The font is thought to be as old as perhaps the 15th century and the undoubtedly medieval cover was once painted and generously gilded.

The tomb of Archdeacon Charles Musgrave lies underneath the church tower. He was vicar of the parish church from 1827-1875 and was instrumental in improving the town's sewerage system from an open sewer and a single privy which had to cater for 221 people. The average lifespan of a labourer in the locality at the time was a mere 22 years!

Standing in front of the organ pipes is a pulpit on wheels. To the left is the chantry chapel of William Rokeby who was vicar here from 1502-1521 and who from 1511 also became Archbishop of Dublin and who baptised King Henry VIII's first daughter, Mary Tudor, later "Bloody" Queen Mary. On his death, Rokeby's heart was sealed into a lead box and buried within the chapel. The box also contains his bowels... There was an English language class being taught to some Afghanistan refugees in the chapel so we couldn't go in. We'll have to sniff out the bowels at some more convenient time.

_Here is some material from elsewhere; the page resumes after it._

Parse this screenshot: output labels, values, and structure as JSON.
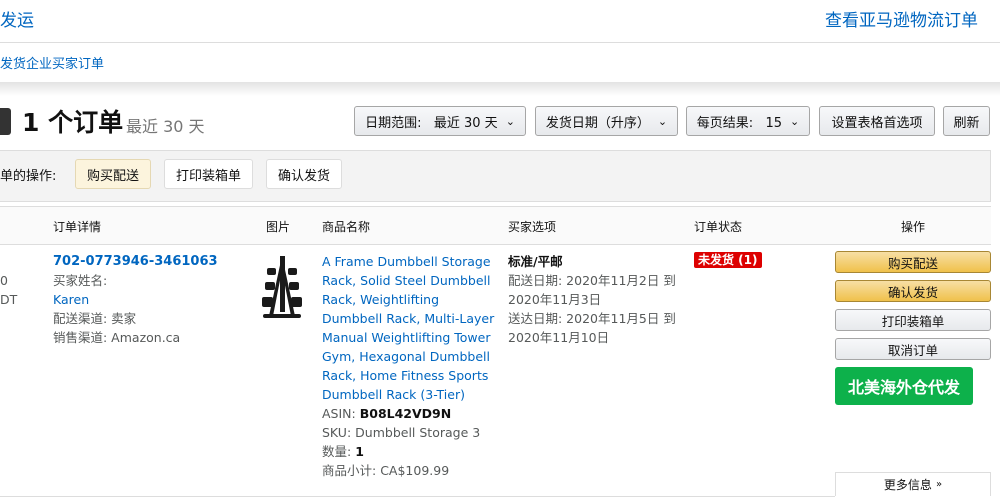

The organ was rebuilt in 1928 but still contains pipes from the original Snetzler organ of 1766. The church's first organist was L. William Herschel before he became King George III's personal astronomer and became famous to this day and forever as the first person to discover the planet Uranus.

To either side of the chancel gateway are carved heads on bench ends. Happy-looking souls...

The Wellington Chapel in the south east corner of the church contains the Duke of Wellington's Regimental Colours - the flags seen here, carried by standard bearers onto the battlefield.

A set of chairs in the Wellington Chapel were made by the famous furniture maker Robert "Mouseman" Thompson - also known as "Mousey" Thompson. In the 1920s he had started carving a mouse on each piece of furniture. Even on a set they would be placed in different positions and were not always easy to spot. On this one, modelled by Miss Franny, the mouse is on the front right-hand chair leg.

Fran buys one or two things from the shop and we thank the guide who had come down to point out the mice on the chairs. The sky is not promising too much as we come out to look at the external features of the church. The clock and sundial on the tower and the gargoyles.

And so back to the Piece Hall, where I gratefully sink into a chair again and we have a drink. (A lot has happened since my last post - I was sent for a repeat of some routine blood tests in June this year and in short order over the next month was told that I had cancer on the liver, that it was too large to remove and that it was incurable and would mean regular visits to St James Hospital in Leeds to keep tabs on it.) Life has become precious!

As we walk around the balcony of the second storey we are treated to the sight of our waitress of a few moments ago, waving David's jacket and trying to get our attention... The balconies are lined with the doors to the old trading rooms, all now containing artisan and craft or specialised shops, such as the Christmas themed products. I walked around a few of the shops and then went back down to let the others complete the circuit of balconies whilst I sat down and nodded off. "Is John alright?" asked David. Fran apparently looked over the balcony to see me head down and said "Yes, he's asleep..."

The tower and steeple of the Square Church, a non-conformist church dating from the 1850s are all that remain of the church which suffered from two fires and gales and which was demolished in 1976, leaving the tower and steeple, now incorporated as part of the new Central Library of 2017. A spot of rain wakes me up - trust a bald man to know when it is raining... Then back to the coach for the trip home which includes a very good meal at the Calf's Head near Clitheroe in the Ribble Valley.